ぼくがかつて所属していた科学研究の現場でも近年似たような変化があって(独立行政法人化など)、たとえ基礎研究といえども、きちんとした結果を継続的に出すことが求められるようになりました。結果とは、理系の場合は論文の本数などです。

もちろん、何の役にも立たない研究を趣味的にやってる人たちというのはたくさんいるし、そんなのが許されるの?という現状がちらほらあったのは事実。
ぼくが聞いた数学科の話ですが、一度助手のポストについたあと、一本の論文も出さず、大学にもほとんどおらず(出勤の印だけ押して帰るそうです)、定年まで遊び暮らす人も実際にいたらしい・・・。そういうのは確かにまずい。

でも、いちいち上半期ごとに評価を出して、それに応じて研究費の大幅削減などをやっていたら、ほんとに目先の結果が見える研究しか残らないだろうな、と。
そんな「ちょっと先が簡単に見える研究」が面白いんだろうか?とも思いますよね。そんなことで、新しい分野は育つんだろうか?

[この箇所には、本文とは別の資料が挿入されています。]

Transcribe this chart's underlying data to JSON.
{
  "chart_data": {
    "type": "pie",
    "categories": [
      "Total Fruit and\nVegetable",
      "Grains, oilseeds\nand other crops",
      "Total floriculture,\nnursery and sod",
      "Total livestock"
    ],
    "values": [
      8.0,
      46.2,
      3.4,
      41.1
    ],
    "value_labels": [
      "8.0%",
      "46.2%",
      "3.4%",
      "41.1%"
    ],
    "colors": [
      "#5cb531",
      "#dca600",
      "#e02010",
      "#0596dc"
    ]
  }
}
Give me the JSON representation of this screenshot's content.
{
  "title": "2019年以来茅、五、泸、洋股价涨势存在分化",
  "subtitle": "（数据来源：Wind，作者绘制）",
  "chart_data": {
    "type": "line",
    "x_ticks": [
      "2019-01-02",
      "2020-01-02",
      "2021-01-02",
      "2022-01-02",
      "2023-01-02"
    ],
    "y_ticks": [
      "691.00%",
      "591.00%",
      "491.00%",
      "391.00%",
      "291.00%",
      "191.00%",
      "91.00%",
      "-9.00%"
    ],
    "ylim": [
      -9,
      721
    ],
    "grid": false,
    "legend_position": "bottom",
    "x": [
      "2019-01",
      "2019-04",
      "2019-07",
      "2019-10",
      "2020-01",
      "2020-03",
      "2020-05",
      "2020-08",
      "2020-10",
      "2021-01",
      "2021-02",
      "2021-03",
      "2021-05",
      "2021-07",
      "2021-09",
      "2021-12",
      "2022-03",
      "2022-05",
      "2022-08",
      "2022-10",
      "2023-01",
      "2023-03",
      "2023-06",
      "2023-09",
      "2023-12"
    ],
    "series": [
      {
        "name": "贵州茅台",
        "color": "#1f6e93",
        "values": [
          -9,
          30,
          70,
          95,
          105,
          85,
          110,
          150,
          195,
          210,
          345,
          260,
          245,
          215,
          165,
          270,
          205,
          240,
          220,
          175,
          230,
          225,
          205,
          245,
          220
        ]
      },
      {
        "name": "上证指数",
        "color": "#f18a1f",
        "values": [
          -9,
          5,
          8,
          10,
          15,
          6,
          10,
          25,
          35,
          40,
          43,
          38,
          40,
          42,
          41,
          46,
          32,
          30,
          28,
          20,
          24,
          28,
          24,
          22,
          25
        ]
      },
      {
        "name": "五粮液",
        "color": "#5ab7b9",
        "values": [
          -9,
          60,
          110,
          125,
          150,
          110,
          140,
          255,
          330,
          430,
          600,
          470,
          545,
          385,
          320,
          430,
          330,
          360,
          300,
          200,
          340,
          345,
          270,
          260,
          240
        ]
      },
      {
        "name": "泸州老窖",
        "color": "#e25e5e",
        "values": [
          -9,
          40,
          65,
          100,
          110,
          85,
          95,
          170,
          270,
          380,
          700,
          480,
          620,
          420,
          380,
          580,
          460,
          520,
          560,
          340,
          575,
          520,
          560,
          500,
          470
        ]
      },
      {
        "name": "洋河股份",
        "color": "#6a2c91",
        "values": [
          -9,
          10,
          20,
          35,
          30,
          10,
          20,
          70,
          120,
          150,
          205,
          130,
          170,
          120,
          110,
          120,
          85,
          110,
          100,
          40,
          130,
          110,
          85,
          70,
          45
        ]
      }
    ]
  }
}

あるいは、「銀行が金を貸さなくなった」という話でも同じで、今のベンチャー企業は、四半期ごとの決算で一回でも赤字を出すようなら融資を打ち切られるとか、あるいは起業後3年確実に黒字の事業計画書(ありえんだろ!)を要求されるとか…とにかく中小企業の事業を“育てる”、という「かつての銀行家の気概」みたいなものは今の銀行にはないそうです。

それだけ社会に余裕がなくなったということかもしれませんが、過度な市場原理、短いタームでの結果至上主義というのが、こうもあちこちで蔓延しているのを見ると、いったいどうしてしまったんだろう?と不思議な気もしてきます。この疑問は、しばらく追及していこうと思っています。